Port reforms to begin with two tenders in July

Transportation Minister Katz announces 2 tenders for a private company to build a new port to be published on July 1.

By
May 22, 2013 20:14
1 minute read.
A SAFE HARBOR. Modern ship-to-shore cranes dominat

Haifa port 521. (photo credit: LIAT COLLINS)

Transportation Minister Israel Katz revealed on Wednesday that after several years of planning, reforms to the nation’s ports were finally under way.

The minister said two tenders would be published on July 1 for a private company to build a new port.

“I decided to end the situation in which militant unions take advantage of the power in their hands and get privileges at the expense of the general public,” Katz wrote in a note on his Facebook page.

He said the tenders were part of a program that would increase competition and expand ports to reach deeper waters, which will facilitate larger ships.

Though stubborn rumors circulated the previous week that the government was preparing the IDF to take over the ports should the workers strike over proposed reforms, Katz said the government’s contingency plans were more limited.

“The unions will not have veto power,” he said, though he promised to maintain a dialogue with the workers.

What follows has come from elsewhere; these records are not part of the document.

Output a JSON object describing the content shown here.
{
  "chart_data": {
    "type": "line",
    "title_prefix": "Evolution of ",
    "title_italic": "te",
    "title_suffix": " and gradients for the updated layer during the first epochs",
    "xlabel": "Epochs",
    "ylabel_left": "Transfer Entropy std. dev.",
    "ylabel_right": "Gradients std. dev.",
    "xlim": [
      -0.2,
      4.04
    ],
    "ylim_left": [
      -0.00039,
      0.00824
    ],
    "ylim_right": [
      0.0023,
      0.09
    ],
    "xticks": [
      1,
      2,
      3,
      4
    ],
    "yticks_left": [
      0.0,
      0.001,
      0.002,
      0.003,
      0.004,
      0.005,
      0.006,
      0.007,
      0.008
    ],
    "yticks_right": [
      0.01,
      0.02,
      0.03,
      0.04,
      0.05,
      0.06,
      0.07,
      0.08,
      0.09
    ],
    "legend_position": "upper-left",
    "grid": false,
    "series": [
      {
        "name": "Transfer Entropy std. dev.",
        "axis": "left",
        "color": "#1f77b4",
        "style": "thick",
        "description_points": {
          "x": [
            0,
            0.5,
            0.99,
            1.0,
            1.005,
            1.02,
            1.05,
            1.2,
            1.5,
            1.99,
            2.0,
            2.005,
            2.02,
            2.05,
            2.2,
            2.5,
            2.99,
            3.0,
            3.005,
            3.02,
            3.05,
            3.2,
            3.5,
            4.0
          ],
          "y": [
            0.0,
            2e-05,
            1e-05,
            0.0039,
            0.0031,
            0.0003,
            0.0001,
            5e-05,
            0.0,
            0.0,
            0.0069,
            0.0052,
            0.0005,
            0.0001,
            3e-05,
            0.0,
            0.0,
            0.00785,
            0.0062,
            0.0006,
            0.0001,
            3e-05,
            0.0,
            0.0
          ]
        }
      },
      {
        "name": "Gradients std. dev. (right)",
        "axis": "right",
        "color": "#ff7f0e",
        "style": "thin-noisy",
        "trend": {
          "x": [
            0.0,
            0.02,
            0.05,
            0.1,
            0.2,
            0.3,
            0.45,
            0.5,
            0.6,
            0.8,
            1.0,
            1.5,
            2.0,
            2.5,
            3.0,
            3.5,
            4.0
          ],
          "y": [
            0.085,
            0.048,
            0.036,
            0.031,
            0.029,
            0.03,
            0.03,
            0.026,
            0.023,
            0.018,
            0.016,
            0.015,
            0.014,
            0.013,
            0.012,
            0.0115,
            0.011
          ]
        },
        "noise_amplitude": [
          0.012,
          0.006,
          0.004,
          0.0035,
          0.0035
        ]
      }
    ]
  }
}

Prime Minister Binyamin Netanyahu would support fast-track legislation to declare ports “essential services” to limit their striking ability, and require arbitration, the transportation minister said.

Should strikes continue, the CEO of the Israel Ports Authority is ready with a plan to divert shipping through other ports. Some cargo would be unloaded at other Mediterranean ports, such as Greece, Cyprus or Turkey, and shipped through the Hadera port on smaller vessels.

Cranes would be used to replace Haifa port tugboats, should employees prevent their use. Diversions from the Eilat port would be broken down and unloaded in Jordan’s Aqaba port and brought over by land.

“I know that I will be subject to heavy pressure, but it is my intention to stick [with the reforms] as I did in previous reforms,” Katz said.